My attempt to make a quiet, dignified entrance was scuppered once again when I reached my seat. I might have been born on a Tuesday, but I have never been over-burdened with grace. So instead of pulling out the plastic chair discretely and silently slipping into place, I dragged it noisily across the floor and plonked my bum down gracelessly on its unforgiving, rock hard seat making a noise not unlike a sack of spuds falling off a two-storey scaffold.

Tardiness, embarrassment, clumsiness and sniggers: a typical scene from my otherwise uneventful school days. Only this wasn't a scene from the 1980s, this was last week. And the location wasn't the lofty, barrelled hall of my Leeds high school, it was the all together more cosy hall of my son's primary school in York.

Luckily he is still too young to be embarrassed by me, although I'm sure it can only be a matter of time before he completely disowns me at the school gate and tries to pass himself off as the child of one of the more glamorous mums. You know the ones: perfect make-up (I am organising the silver jubilee celebrations for my one and only mascara), gleaming hair (I'm cultivating the badger in a wind tunnel look) and fashionable clothes (I'd just be happy if mine were ironed).

I thought that when it came to my kids' school days I might be a bit more organised, more confident and, dare I say it, more grown up. But some things never change. As soon as I entered the school last week for the parents' meeting, I got the same knot in my stomach and the same dread as I dodged nervously past the women in reception, even though I was fairly certain they weren't going to phone my mum and demand a reason for my late arrival.

There was no good reason for my reaction. The staff and teachers couldn't have been more friendly or more welcoming. But this was a school and schools make me nervous.

I am pleased to report, however, that it appears I am not alone. From all the giggling and whispering going on in the back row, I can only assume that all parents have a regressive tendency when their kids start school for the first time.

Let's take a look at the evidence: there were plenty of seats left at the front, but all the stragglers (myself included) immediately headed for the relative obscurity of the back row; when the head asked for questions from the floor, everyone suddenly became fascinated with their own footwear; those keen beans who had a question put their hands up and waved enthusiastically (while, I'm sure, yelling "miss, miss" in their heads) until it was their turn; there was an unmistakable guffaw when someone spotted the words "sex education" in the prospectus; and three mums (again, myself included) missed what was probably a vital piece of information with great bearing on our children's futures because we were gossiping in ridiculously loud stage whispers at the back.

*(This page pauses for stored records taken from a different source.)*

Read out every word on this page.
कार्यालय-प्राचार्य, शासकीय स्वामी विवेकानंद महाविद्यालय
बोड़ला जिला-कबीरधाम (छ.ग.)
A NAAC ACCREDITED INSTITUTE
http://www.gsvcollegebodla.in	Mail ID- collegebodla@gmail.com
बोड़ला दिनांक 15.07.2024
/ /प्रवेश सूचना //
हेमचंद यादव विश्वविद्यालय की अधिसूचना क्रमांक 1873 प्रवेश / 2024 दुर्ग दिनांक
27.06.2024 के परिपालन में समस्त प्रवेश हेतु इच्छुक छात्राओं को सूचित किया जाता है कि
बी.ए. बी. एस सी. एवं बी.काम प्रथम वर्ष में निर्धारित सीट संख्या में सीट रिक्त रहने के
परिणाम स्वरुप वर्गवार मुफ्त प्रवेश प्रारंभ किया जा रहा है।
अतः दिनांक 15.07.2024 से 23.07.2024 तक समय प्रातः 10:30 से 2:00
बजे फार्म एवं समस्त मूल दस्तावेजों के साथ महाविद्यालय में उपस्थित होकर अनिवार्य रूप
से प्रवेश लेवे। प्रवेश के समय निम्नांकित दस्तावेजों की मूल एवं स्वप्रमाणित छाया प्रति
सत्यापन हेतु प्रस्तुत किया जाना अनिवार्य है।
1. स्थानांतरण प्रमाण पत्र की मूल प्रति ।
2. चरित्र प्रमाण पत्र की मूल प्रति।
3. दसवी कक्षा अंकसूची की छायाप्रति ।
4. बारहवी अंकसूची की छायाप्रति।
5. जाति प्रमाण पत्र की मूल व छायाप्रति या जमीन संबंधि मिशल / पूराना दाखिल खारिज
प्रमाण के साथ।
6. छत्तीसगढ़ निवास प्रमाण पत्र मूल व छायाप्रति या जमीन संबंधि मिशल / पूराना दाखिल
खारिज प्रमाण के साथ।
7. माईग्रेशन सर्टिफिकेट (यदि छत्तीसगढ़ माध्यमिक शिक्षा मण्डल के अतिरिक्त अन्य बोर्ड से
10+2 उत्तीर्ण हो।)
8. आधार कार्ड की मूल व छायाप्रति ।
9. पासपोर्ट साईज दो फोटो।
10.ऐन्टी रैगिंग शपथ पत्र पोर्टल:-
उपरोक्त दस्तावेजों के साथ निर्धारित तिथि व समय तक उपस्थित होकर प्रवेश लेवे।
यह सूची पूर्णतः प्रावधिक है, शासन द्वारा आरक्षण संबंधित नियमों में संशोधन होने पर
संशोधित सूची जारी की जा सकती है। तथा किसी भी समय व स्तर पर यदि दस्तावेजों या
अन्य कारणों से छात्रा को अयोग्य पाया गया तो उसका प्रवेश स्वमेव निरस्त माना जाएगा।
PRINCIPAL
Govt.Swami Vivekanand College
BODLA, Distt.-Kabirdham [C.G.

Thankfully, our kids behaved with infinitely more grace and common sense. They played happily in the classroom that will be their weekday home away from home come September, and they diligently came to collect their giddy parents from the hall at 3pm, leading us away firmly by the hand so we didn't dawdle or run out into the road.

I can only imagine what we will be like when the first day of term dawns. Somehow I don't think it will be the children who will be snivelling uncontrollably and refusing to let go of the gate.